Mundo Livre S/A was based in the neighborhood of Candeias, a wealthy area of Olinda. While the band members themselves weren't wealthy, they were all firmly middle class as opposed to Chico Science and members of Nação Zumbi. Lead singer Fred 04, described the idea for the band as "a fusion, a bridge between Johnny Rotten [of the punk band. the Sex Pistols] and Jorge Ben [a pioneering Brazilian pop musician who fuses funk. soul. and samba] and Moreira da Silva [a samba musician from the 1930s and '40s], understand? .... It would be a type of new wave but very Brazilian, really very Brazilian, that would be identified neither as rock nor as MPB [an acronym for Música Popular Brasileira, "Brazilian Popular Music"]".

When first hearing Chico Science in a mashup performance of Loustal and Lamento Negro, he thought the combination of the local/global juxtaposition, as well as the difference in geographical location, could launch what would become the Mangue movement into something that would highlight Recife's diversity.

=== Manifesto Mangue ===
The Mangue manifesto, titled "Caranguejos Com Cérebro" (Crabs with Brains), was written by Fred 04 and Renato L. and distributed to the press in 1991. Though his name is not listed as an author when the manifesto was printed, Chico Science likely played a role in its creation. When naming Mangue, Chico Science initially used it solely to describe the fusion of genres and sounds used by Loustal and Lamento Negro. However, soon the word changed to describe more than the specific sound. DJ Renato L. describes Mangue as "a label that we used for a type of cultural cooperative . . . that united some bands [particularly Nação Zumbi and Mundo Livre S/A], some visual artists, some journalists, some unemployed. And the idea, the label mangue emerged because Recife is a city that is constructed on top of the manguezais ["mangrove swamps"]. Our idea at the time [in the early ’90s] was to try to create a cultural scene here in Recife that was as rich and diversified as the mangue swamps, because the swamps are perhaps the ecosystem that has the greatest biodiversity of the planet. So the idea was to create a cultural scene . . . that had the same diversity, that wasn’t tied down to a single rhythm, a single style, or single fashion". That diversity is emphasized in the Mangue manifesto. It is divided into three parts: "Mangue - the Concept", which talks about the biodiversity of the mangue swamps and its importance as an ecosystem to the people of Recife, "Manguetown-The City", which describes a bit of Recife's history and economic situation as being rated one of the worst cities in the world to live in, with a high rate of unemployment and a high rate of people living in slums, and "Mangue-The Scene", which introduces the Mangue movement as a way to inject energy back into the city of Recife and connect it to the circulation of music on a global scale. The named symbol for the movement is "a parabolic antenna put in the mud. Or a caranguejo [crab] remixing ANTHENA by Kraftwerk [a Euro-tech group] on the computer." The idea of the manifesto was to parallel the biodiversity of the mangue to the cultural diversity within Recife and to resuscitate the music and cultural scene, by mixing elements of globally circulating music with elements of regional music.

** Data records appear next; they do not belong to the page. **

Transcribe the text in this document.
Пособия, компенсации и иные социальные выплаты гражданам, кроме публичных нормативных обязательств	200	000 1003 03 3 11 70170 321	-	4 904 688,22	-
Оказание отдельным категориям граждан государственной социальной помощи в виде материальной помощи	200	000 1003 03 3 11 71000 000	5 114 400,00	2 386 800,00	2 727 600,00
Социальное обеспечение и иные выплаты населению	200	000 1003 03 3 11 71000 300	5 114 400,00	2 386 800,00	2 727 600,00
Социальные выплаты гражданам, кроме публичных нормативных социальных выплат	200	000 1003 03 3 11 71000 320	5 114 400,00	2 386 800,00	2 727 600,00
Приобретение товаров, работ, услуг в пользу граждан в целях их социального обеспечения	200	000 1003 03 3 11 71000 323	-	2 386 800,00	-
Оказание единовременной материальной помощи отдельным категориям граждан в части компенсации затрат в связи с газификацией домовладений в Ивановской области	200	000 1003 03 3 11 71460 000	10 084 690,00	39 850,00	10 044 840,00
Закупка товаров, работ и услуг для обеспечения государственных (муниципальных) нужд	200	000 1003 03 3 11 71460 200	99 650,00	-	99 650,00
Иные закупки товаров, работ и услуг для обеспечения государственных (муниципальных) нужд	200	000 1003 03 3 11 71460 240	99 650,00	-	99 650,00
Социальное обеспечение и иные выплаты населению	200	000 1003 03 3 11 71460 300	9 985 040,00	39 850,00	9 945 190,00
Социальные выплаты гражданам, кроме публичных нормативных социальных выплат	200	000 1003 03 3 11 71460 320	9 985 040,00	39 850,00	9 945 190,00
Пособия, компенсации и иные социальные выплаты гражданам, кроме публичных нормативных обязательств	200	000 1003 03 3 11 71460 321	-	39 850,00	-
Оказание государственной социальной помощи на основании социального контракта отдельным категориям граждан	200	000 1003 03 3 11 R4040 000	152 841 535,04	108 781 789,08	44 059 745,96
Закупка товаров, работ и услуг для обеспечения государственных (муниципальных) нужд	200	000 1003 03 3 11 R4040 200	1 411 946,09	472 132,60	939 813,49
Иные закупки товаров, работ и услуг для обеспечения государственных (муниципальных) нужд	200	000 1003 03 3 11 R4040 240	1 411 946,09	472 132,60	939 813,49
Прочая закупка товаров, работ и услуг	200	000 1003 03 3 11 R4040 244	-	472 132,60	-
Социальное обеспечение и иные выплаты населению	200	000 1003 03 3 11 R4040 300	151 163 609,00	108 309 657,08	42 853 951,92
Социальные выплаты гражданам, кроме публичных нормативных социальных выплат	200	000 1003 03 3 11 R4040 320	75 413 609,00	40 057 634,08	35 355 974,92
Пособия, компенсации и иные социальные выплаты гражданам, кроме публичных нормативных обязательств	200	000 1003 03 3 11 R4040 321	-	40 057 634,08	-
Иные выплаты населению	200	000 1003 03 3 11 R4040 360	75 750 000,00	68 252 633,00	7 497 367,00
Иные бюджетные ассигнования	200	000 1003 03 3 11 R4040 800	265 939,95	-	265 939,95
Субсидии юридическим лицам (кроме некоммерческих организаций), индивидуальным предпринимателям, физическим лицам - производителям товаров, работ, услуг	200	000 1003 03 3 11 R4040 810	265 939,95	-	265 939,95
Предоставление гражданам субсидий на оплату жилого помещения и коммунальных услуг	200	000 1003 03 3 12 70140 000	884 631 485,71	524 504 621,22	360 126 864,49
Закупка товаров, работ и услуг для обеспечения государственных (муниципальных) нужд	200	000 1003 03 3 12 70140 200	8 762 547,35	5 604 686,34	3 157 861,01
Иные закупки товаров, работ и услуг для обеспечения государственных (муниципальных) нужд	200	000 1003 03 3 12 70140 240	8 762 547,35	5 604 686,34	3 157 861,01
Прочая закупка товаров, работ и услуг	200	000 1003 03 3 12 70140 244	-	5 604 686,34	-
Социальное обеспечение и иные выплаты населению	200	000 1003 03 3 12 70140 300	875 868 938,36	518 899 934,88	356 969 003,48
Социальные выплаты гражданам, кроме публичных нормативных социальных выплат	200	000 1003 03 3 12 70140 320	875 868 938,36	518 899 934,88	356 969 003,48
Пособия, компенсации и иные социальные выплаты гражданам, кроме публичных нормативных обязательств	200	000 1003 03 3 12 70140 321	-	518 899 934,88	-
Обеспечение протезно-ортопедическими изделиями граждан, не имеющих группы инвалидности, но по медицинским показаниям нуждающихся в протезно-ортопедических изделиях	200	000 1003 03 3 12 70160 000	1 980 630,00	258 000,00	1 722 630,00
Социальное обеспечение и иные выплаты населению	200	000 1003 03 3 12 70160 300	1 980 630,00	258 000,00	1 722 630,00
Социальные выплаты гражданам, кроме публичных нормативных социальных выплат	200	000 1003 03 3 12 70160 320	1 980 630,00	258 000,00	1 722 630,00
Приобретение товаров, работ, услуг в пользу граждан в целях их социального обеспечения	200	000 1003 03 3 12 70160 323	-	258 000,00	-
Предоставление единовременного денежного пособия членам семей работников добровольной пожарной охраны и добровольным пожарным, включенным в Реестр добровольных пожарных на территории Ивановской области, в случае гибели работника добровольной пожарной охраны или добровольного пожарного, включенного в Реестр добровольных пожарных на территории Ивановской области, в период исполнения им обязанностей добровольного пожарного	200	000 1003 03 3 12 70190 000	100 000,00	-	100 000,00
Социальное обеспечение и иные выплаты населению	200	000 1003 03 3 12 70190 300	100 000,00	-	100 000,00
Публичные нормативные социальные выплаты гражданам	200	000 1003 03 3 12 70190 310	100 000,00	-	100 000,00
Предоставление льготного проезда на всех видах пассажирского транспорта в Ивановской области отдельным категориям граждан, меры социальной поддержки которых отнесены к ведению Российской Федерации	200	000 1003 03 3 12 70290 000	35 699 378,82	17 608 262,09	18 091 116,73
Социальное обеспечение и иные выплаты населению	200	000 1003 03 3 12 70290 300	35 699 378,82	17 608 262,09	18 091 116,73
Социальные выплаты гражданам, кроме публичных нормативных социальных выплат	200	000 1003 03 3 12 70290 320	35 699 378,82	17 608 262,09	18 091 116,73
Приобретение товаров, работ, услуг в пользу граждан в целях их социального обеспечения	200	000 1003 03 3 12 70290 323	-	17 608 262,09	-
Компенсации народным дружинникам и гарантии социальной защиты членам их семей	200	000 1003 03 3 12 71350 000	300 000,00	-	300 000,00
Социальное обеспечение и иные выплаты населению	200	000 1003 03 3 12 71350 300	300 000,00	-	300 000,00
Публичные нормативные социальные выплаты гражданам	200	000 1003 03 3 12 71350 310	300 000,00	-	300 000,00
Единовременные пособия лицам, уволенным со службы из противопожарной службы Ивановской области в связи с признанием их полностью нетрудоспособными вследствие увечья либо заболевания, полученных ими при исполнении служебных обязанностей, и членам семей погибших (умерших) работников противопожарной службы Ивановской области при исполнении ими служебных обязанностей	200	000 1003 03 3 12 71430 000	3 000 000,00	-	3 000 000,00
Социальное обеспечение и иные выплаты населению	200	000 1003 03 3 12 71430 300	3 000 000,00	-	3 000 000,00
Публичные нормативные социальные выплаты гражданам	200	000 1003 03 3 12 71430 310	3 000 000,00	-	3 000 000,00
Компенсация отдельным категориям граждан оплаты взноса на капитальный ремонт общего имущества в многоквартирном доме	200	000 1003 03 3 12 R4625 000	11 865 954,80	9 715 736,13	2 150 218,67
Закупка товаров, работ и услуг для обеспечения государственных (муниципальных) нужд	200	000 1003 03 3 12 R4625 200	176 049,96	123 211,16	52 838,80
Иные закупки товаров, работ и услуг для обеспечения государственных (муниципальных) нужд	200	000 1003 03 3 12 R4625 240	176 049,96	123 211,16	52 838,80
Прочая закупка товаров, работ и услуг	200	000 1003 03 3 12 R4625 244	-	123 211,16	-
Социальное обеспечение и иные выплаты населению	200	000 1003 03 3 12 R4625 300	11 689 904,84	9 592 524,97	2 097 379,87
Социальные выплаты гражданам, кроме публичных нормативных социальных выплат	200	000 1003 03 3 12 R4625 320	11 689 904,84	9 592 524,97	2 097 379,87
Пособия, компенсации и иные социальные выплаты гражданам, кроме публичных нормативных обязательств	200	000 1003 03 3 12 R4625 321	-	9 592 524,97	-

As a result of the manifesto being published, in 1992 MTV visited Recife to interview both Chico Science and Fred 04. The resulting footage played on MTV in Brazil, in January 1993, causing Mangue to gain traction in the south of Brazil. That same year, Paulo Andre Pires launched the first Abril pro Rock festival in Recife featuring CSNZ and Mundo Livre S/A as well as Nacão Pernambuco, a maracatu band that was gaining attention and growing quickly in popularity. The festival had a total audience of 1,500 people. CSNZ and Mundo Livre quickly found success in the music industry after the festival. Both bands toured in São Paulo and Minas Gerais and were picked up by record labels; CSNZ by Sony music, and Mundo Livre by Banguela, which was also the label that was producing music for band Titãs, and both bands produced their first CDs by 1994.